Congress should extend two taxes to donor-advised funds which currently apply to private foundations. First, Congress should apply to donor-advised funds the federal tax on private foundations’ net investment incomes. Second, Congress should extend to donor-advised funds the federal penalty tax imposed upon a private foundation if it fails to pay out annually an amount of at least equal to five percent of its assets.
By some measures, donor-advised funds are the fastest growing form of charity in the US. Recent reports about the travails of the Silicon Valley Community Foundation have highlighted the increasing use of donor-advised funds by charitable donors in general, and by very affluent donors in particular.
In the Tax Reform Act of 1969, Congress divided charitable organizations into private foundations and public charities. In the former category are entities established by one donor or a relative handful of donors. The latter category includes more broadly-supported institutions, such as schools, hospitals, and community foundations.

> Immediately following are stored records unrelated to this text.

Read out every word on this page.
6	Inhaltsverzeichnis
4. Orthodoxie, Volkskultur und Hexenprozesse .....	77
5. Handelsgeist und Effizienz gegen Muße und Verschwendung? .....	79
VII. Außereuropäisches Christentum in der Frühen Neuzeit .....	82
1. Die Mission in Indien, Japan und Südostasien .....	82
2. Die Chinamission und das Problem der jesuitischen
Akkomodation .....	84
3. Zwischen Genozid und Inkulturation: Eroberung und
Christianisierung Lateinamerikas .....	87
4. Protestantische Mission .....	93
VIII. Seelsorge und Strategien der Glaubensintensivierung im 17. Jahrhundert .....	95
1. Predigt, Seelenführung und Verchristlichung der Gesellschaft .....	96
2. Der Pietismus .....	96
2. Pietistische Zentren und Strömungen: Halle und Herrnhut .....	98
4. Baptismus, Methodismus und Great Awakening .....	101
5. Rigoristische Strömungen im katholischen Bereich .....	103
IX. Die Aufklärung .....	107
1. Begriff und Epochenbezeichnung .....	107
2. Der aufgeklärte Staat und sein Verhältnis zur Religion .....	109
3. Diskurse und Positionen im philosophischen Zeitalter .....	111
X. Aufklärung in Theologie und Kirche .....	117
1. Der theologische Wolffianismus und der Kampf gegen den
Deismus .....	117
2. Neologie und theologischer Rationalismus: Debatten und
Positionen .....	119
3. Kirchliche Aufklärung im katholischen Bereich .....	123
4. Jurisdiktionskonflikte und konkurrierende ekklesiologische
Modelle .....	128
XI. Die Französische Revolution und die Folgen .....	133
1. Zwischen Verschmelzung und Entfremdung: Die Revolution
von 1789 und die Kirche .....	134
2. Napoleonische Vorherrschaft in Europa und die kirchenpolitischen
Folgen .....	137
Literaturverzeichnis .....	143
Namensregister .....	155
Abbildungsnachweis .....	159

Congress perceived private foundations as potentially subject to abuse. Congress was concerned that such foundations, while nominally committed to philanthropic purposes, could be used by their donors to accumulate and control tax-favored wealth with no substantial philanthropic benefit. Consequently, Congress in 1969 imposed upon private foundations (but not public charities) a series of regulatory taxes to prevent, inter alia, insiders from abusing the assets of such foundations. Among these regulatory taxes, Congress required grant-making private foundations to pay out annually for charitable purposes an amount equal to at least five percent of the foundations’ assets.
Donor-advised funds thus straddle the line between heavily-regulated private foundations and less regulated public charities.
Congress further decreed that private foundations must pay the federal Treasury a tax of 1% or 2% of their net investment incomes. This tax recognizes the public services which protect the assets of such foundations.
Donor-advised funds often operate like donor-controlled private foundations without being subject to the same strictures. A donor-advised fund is located in a public charity such as a community foundation or a public charity established by a commercial vendor such as Fidelity or Vanguard. Since the donor-advised fund is part of a public charity, it is not subject to the full network of taxes applicable to private foundations. However, in practice, a donor-advised fund usually operates like a private foundation as the “advice” advanced by those who establish the fund is generally followed by the public charity at which the fund is located.
Donor-advised funds thus straddle the line between heavily-regulated private foundations and less regulated public charities. In recent years, Congress has recognized the often close resemblance between a donor-advised fund and a donor-controlled private foundation, but has not gone all the way. Congress has extended to donor-advised funds rules designed to prevent insiders from misusing such funds’ assets. But Congress has not applied to donor-advised funds the same minimum payout requirements that apply to private foundations. Congress has also not subjected donor-advised funds to the tax on their net investment incomes which private foundations must pay to offset the public services from which such foundations benefit.
In light of the close resemblance between the two, Congress should now extend these two taxes to donor-advised funds. Donor-advised funds, like the private foundations they emulate, can be used to accumulate funds income tax-free without bona fide philanthropy receiving much (or any) of that income. Donor-advised funds, again like private foundations, use public services.
It is now time for Congress to follow its initial steps recognizing that private foundations and donor-advised funds are in practice typically indistinguishable. Similar entities should be taxed and regulated in the same way. Donor-advised funds should be subject to the same minimum distribution requirements as are private foundations, as well as the tax on net investment incomes.